Machine learning spots language disparities to improve COVID-19 tracing
Thanks to researchers at Stanford University, public health officials in Stata Clara County, California, can better predict individual’s language needs, helping contact tracers resolve cases faster.
Among the challenges posed by the pandemic were language barriers public health agencies faced as they struggled to trace infection spread among Latino communities.
In Santa Clara County, Calif., only 25% of the population is Latino, but it accounted for more than 56% of the state’s COVID cases.

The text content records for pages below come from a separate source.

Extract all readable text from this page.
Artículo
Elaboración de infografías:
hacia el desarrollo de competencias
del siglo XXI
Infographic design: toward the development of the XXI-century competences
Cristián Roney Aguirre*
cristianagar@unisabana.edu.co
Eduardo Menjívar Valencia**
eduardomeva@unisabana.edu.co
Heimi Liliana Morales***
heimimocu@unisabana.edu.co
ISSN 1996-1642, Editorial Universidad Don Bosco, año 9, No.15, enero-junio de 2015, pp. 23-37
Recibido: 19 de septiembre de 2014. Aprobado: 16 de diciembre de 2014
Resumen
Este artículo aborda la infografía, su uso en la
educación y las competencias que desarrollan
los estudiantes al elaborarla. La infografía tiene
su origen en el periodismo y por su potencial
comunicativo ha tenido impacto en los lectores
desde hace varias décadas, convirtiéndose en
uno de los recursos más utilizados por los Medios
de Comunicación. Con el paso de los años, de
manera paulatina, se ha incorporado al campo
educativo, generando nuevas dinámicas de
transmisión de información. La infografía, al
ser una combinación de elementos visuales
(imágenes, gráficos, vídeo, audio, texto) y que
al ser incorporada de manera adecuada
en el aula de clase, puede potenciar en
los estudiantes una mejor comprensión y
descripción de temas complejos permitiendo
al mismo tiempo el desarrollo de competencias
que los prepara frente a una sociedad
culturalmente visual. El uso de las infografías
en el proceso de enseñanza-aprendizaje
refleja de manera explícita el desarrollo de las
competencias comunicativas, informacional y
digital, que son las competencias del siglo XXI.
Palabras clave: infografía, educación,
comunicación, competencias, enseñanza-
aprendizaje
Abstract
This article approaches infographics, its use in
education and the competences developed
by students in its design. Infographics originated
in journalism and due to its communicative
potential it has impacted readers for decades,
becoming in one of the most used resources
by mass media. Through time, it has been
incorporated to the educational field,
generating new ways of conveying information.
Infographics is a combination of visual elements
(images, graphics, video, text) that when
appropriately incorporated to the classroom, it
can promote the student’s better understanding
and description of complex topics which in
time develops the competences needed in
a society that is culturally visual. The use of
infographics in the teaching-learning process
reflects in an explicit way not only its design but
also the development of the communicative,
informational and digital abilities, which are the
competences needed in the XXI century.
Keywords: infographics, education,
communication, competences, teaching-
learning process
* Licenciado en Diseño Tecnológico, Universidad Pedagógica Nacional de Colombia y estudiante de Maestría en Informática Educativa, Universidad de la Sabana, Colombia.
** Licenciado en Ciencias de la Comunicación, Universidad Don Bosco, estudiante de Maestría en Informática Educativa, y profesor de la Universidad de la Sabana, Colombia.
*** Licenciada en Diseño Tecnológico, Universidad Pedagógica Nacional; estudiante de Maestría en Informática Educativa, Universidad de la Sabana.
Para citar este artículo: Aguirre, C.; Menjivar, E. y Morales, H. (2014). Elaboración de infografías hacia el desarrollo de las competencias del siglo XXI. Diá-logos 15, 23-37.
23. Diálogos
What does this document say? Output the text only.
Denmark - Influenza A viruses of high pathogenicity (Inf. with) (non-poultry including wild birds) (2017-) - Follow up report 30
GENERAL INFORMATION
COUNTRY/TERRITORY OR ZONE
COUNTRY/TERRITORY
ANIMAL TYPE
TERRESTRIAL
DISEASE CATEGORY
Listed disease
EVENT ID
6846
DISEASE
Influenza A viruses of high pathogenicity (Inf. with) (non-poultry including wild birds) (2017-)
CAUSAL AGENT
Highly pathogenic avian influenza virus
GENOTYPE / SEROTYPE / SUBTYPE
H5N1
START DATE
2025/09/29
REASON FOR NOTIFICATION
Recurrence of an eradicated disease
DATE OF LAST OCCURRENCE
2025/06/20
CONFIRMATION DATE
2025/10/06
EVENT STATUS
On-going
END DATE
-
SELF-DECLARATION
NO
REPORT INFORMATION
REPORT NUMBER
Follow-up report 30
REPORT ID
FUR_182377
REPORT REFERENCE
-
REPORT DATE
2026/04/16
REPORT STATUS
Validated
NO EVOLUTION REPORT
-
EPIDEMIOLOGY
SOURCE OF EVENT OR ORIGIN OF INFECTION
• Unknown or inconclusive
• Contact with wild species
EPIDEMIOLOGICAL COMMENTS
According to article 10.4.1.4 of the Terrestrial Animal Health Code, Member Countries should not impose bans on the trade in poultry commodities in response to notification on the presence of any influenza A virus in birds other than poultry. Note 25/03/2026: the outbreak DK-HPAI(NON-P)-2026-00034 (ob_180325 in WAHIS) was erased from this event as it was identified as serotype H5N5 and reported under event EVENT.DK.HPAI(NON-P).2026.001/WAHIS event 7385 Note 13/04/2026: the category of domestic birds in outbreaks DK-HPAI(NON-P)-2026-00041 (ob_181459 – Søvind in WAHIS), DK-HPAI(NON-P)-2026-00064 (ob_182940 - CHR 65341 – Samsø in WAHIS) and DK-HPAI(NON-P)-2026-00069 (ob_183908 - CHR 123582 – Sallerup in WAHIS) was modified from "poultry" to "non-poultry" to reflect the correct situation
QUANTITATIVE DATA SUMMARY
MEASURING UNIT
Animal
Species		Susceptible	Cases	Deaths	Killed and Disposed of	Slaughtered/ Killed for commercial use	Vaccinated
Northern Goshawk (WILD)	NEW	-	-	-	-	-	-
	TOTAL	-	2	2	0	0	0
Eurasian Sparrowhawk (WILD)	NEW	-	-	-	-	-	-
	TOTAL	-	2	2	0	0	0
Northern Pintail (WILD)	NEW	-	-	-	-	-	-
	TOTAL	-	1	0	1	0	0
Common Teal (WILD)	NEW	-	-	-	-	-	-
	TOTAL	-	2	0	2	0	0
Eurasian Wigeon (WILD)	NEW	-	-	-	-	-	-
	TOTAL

That put Spanish-speaking contact tracers – who call patients with diagnoses, identify and notify their contacts and assist with isolation and quarantine – in high demand.
These Spanish-speaking contact tracers have been key to reaching potentially infected individuals as quickly as possible, but with thousands of cases per day -- and limited numbers of Spanish speakers and interpreters -- it can take days to alert a patient’s contacts.
An additional challenge is that Spanish-speaking residents may be reluctant to talk with government employees asking for complex, personal information -- especially through someone not fluent in the language, according to a report in Stanford University’s Human-Centered AI News.
To improve contact tracing in the Latino community, Santa Clara County health officials partnered with experts from Stanford University’s RegLab -- a group that designs and evaluates programs, policies and technologies to modernize government. They wanted to see if they could predict when a contact speaks only Spanish or has limited English proficiency. With that insight, the county could then assign the patient to one of the county’s native Spanish speakers.
A team led by Daniel Ho, faculty director of the RegLab and associate director of the Stanford Institute for Human-Centered Artificial Intelligence, used machine learning to predict people’s language needs, helping contact tracers resolve cases faster and narrowing the health gap between the county’s Latino and other communities.
Contact tracers usually start with only the most basic information about the people they call, such as the patient’s name, address, date of birth and test result.
Researchers combined that bare-bones data with demographic information from the census and other administrative data. A machine learning algorithm analyzed and weighed data like census block group, age and name-based race and ethnicity information from census and mortgage data and identified patterns that would predict a language preference. Contacts were scored as to which language they would likely to prefer before they were assigned to a tracer.
To test the algorithm’s effectiveness, the RegLab worked with Santa Clara County to conduct a test that randomly routed half of the cases to a “language specialty team” with bilingual speakers and treated the other half with the county’s typical process.
In just two months, the benefits became clear. In the test group, the time it took to complete cases dropped by nearly 14 hours over the control. Same-day completions rose by 12%, and the number of people refusing to be interviewed dipped by 4%.
“Based on the results and success of this trial, Santa Clara County has expanded language matching to all of [Santa Clara Public Health Department’s Case Investigation and Contact Tracing], and the state of California is contemplating adoption in the statewide system,” the authors said in in their paper.
“When we connect with people in their preferred language, it makes a huge difference in their willingness to share information about themselves, their health, and their families and friends,” said study co-author Dr. Sarah Rudman, director of contact tracing for the County of Santa Clara Public Health Department.
The new approach has not only improved people’s willingness to engage in the process, but it has also allowed Rudman to ensure the county’s bilingual tracers could be assigned to the contacts most likely to need them.
“Before the algorithm you could hear frustration in the voices of our tracers when they would get mismatched with a contact,” Rudman said. “After the algorithm, there would be talk of the families they had connected with, many of whom stayed on the phone only because the tracer spoke Spanish and pronounced their name correctly.”
When every missed contact can mean additional infections, these are significant improvements, Ho said, noting that the partnership between people and machine was a surprising -- and refreshing -- outcome for him.
“There’s much worry in the AI community about whether machines will displace human judgment,” he said, “But, this case is a model for how machines and people can integrate in complex ways that make both better.”
The full study is available in the Proceedings of the National Academies of Science.